Die Bundesländer verfahren unterschiedlich mit den Spielhallen. In Bayern gibt es viele Härtefallregelungen, daher hat die Zahl der Geldspielgeräte nicht einmal um 3% abgenommen. In Niedersachsen hat man Geld für die Prozesse um Spielhallenschließungen zurückgelegt. Dort hatte man festgestellt, dass zwar die Anzahl der Spielhallen zurückgeht, die Einsätze an den Automaten aber steigen.

Berlin hatte sich gegen ein konsequentes Vorgehen gegen Spielhallen ausgesprochen. So mussten 2018 bereits fast 100 Spielhallen schließen. 2019 hat sich der Trend fortgesetzt und laut offiziellen Angaben wurden 80 weitere Spielhallen in ganz Berlin geschlossen.

In Berlin müssen Spielhallen einen Abstand von 200 Metern zu Kinder- und Jugendeinrichtungen haben sowie 500 Meter Abstand zu anderen Spielotheken. Die Genehmigungsverfahren über Spielhallenkonzessionen werden von den einzelnen Bezirken durchgeführt. Nach einem strikten Regelkatalog wird entschieden, welche Spielhallen bleiben dürfen und welche Spielotheken geschlossen werden. Dabei wird auch die Zuverlässigkeit der einzelnen Spielhallenbetreiber berücksichtigt.

Wie ist die derzeitige Spielhallensituation in Berlin?

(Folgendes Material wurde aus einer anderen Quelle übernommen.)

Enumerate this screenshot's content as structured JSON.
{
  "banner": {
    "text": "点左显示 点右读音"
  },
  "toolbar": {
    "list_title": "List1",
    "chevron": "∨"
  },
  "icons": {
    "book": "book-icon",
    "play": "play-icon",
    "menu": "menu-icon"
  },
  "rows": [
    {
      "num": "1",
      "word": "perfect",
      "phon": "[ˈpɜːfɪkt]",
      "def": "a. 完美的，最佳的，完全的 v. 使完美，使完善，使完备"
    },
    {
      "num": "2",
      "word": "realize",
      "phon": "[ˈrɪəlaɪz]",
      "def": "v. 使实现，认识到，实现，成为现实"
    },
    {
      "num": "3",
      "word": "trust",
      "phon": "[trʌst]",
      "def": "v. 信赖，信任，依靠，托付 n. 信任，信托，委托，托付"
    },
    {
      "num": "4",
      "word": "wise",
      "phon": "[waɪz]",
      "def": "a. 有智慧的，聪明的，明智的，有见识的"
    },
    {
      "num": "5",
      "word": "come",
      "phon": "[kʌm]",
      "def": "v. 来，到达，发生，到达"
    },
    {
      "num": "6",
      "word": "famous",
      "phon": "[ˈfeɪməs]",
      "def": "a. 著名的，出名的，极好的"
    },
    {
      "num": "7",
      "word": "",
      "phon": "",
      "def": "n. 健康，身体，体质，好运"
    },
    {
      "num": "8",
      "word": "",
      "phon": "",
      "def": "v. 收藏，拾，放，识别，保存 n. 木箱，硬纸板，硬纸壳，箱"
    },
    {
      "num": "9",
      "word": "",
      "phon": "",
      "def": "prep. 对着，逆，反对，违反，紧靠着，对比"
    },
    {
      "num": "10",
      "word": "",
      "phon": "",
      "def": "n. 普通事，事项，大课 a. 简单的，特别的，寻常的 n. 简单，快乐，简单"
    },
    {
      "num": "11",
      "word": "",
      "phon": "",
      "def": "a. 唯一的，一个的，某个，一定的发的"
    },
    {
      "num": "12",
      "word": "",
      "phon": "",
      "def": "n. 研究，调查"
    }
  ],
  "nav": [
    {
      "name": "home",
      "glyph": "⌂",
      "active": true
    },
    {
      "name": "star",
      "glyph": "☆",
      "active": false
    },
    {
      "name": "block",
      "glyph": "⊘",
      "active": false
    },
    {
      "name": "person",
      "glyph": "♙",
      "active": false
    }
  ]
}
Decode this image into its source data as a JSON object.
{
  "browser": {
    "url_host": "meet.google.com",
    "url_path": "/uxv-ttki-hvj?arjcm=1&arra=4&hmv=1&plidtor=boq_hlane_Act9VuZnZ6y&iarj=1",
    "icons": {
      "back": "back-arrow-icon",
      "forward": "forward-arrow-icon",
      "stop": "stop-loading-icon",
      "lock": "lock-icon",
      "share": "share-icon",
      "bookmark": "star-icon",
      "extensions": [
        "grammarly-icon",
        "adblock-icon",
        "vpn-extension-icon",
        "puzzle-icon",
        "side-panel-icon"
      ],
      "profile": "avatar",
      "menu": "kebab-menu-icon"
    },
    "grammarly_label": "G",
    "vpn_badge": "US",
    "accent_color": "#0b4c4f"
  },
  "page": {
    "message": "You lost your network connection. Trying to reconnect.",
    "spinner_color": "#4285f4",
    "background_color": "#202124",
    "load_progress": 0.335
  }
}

Die SPD hatte eine parlamentarische Anfrage an das Finanzministerium Berlins gestellt. Finanzstaatssekretärin Vera Junke führte in der Antwort aus, dass im Jahr 2019 genau 80 Spielhallen geschlossen wurden und die Anzahl der Geldspielgeräte in den sogenannten Café-Bistros ebenfalls um 1.700 Spielautomaten zurückgegangen ist.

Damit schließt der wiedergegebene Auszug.